Schupp also said she has worked with staff from Parson’s office on the issue, and expressed optimism that it may be included in the governor’s budget recommendations. A spokeswoman for the governor’s office did not immediately respond to a request for comment Monday.
“That would be fantastic if it started there,” Schupp said.
This year’s efforts to expand health care coverage more broadly for pregnant women, follows a lack of movement from the Department of Social Services (DSS) on an expansion of mental health care that lawmakers already passed last year.
In 2020, Parson signed into law an omnibus healthcare bill that included a provision added by Schupp that would extend mental health treatment for postpartum depression or other mental health conditions from 60 days to a year for women receiving Medicaid benefits.
But the coverage has yet to be implemented.
At a Joint Committee on Child Abuse and Neglect hearing last month, Schupp presssed DSS officials for why extended coverage had yet to begin. Caitlin Whaley, the department’s director of legislation and communications, said that it was because funding had not been expressly appropriated for the new coverage by lawmakers.
“I got, frankly, different stories from the Department of Social Services about what happened,” Schupp said in an interview. “But as it turns out, they never filed a waiver” with the Centers for Medicare and Medicaid Services.

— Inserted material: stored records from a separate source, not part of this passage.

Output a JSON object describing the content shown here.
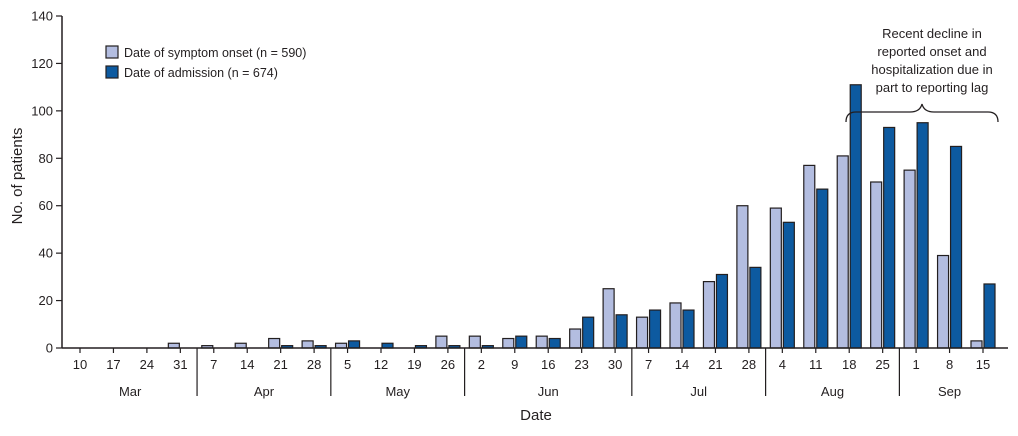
{
  "chart_data": {
    "type": "bar",
    "title": "",
    "xlabel": "Date",
    "ylabel": "No. of patients",
    "ylim": [
      0,
      140
    ],
    "yticks": [
      0,
      20,
      40,
      60,
      80,
      100,
      120,
      140
    ],
    "categories": [
      "10",
      "17",
      "24",
      "31",
      "7",
      "14",
      "21",
      "28",
      "5",
      "12",
      "19",
      "26",
      "2",
      "9",
      "16",
      "23",
      "30",
      "7",
      "14",
      "21",
      "28",
      "4",
      "11",
      "18",
      "25",
      "1",
      "8",
      "15"
    ],
    "month_groups": [
      {
        "label": "Mar",
        "count": 4
      },
      {
        "label": "Apr",
        "count": 4
      },
      {
        "label": "May",
        "count": 4
      },
      {
        "label": "Jun",
        "count": 5
      },
      {
        "label": "Jul",
        "count": 4
      },
      {
        "label": "Aug",
        "count": 4
      },
      {
        "label": "Sep",
        "count": 3
      }
    ],
    "series": [
      {
        "name": "Date of symptom onset",
        "n_label": "(n = 590)",
        "color": "#b3bde0",
        "values": [
          0,
          0,
          0,
          2,
          1,
          2,
          4,
          3,
          2,
          0,
          0,
          5,
          5,
          4,
          5,
          8,
          25,
          13,
          19,
          28,
          60,
          59,
          77,
          81,
          70,
          75,
          39,
          3
        ]
      },
      {
        "name": "Date of admission",
        "n_label": "(n = 674)",
        "color": "#0d5aa0",
        "values": [
          0,
          0,
          0,
          0,
          0,
          0,
          1,
          1,
          3,
          2,
          1,
          1,
          1,
          5,
          4,
          13,
          14,
          16,
          16,
          31,
          34,
          53,
          67,
          111,
          93,
          95,
          85,
          27
        ]
      }
    ],
    "legend_position": "top-left",
    "grid": false,
    "annotation": {
      "lines": [
        "Recent decline in",
        "reported onset and",
        "hospitalization due in",
        "part to reporting lag"
      ]
    }
  }
}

DSS did submit a waiver to federal regulators for a similar bill that lawmakers passed in 2018 extending postpartum coverage for substance abuse treatment from 60 days to a year. That coverage will be implemented at the start of next year.
Mental health conditions were determined to be the leading cause of pregnancy-related deaths in 2018, the Pregnancy Associated Mortality Review Board found. If lawmakers and advocates are successful in expanding health care coverage more broadly in the upcoming session through both legislation and funding, mental health treatment would be included.
“The time to act on this is really now,” Hanson said, later adding: “We don’t need to go piecemeal, when we’re able to do it for everyone.”